Perhaps inevitably, there are flaws.  There are a fair number of plot-holes which have the potential to nag away at you for a while, and personally, I would’ve liked to have seen further exploration and characterisation of Miranda Tate (Marion Cotillard) and Peter Foley (Matthew Modine), whose stories are engaging, but feel lacking in places.  But then, with the film already spanning a bum-breaking one-hundred-and-sixty-five minutes, it’s understandable that some of the finer points have been left aside.

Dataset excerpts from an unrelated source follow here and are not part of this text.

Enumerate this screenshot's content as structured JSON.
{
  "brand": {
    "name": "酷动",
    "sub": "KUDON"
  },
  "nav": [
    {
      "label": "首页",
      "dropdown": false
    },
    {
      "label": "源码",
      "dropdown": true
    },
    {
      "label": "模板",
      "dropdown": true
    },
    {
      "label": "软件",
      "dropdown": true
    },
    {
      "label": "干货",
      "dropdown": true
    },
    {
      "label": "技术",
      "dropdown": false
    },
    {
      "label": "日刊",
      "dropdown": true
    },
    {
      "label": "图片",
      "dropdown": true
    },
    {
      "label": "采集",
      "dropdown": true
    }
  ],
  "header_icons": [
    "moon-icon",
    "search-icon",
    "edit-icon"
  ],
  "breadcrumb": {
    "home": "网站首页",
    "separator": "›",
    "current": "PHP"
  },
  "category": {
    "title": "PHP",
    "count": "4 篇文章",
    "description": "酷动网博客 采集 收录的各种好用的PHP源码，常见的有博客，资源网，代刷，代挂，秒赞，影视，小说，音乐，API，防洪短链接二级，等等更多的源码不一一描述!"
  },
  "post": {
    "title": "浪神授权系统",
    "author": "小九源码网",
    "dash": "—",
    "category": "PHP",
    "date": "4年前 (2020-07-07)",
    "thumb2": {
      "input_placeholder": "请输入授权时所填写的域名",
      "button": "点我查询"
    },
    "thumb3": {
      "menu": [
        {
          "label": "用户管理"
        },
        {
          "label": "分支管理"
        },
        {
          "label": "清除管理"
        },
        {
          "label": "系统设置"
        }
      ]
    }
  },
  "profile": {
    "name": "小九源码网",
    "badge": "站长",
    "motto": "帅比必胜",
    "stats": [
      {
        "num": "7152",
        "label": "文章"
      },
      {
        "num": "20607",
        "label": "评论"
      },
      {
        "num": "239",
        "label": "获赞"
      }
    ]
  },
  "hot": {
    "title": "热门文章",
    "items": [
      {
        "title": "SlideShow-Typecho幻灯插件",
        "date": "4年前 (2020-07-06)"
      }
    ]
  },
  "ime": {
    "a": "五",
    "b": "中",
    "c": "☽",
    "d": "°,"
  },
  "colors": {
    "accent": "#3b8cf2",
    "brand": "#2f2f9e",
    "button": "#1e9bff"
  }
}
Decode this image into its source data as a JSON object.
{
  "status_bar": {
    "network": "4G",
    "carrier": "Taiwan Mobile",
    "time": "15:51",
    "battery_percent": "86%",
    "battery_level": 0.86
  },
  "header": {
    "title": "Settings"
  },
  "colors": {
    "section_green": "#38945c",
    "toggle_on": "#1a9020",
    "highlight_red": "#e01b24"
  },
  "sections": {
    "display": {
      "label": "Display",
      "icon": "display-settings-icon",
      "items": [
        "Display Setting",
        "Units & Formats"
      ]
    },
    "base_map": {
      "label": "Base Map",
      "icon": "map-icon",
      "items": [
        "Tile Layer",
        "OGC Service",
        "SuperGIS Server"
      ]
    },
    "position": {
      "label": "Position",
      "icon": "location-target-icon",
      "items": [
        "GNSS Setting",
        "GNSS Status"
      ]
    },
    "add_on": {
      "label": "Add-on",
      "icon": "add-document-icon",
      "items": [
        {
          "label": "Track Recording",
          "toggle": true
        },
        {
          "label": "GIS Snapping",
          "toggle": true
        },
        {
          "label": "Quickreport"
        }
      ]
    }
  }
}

So no, it’s not quite perfect.  But let’s leave it to the forum fanboys to make mountains out of these molehills.  The bottom line is this: I haven’t seen a film as exciting as this in quite some time.  With outstanding performances all around, some genuinely heart-racing action sequences and a potent emotional punch, Nolan has concluded his trilogy in true style.  Have no fear Mr. Gaudion – it’s the finale Batman deserves.

5/5- As Andrew himself wrote when summing up Avengers Assemble: “there are faults to be had, but the sheer entertainment value of this movie over-rides them all”.  True again here: The Dark Knight Rises is a triumphant rollercoaster ride which ties the trilogy together in a hugely satisfying finale.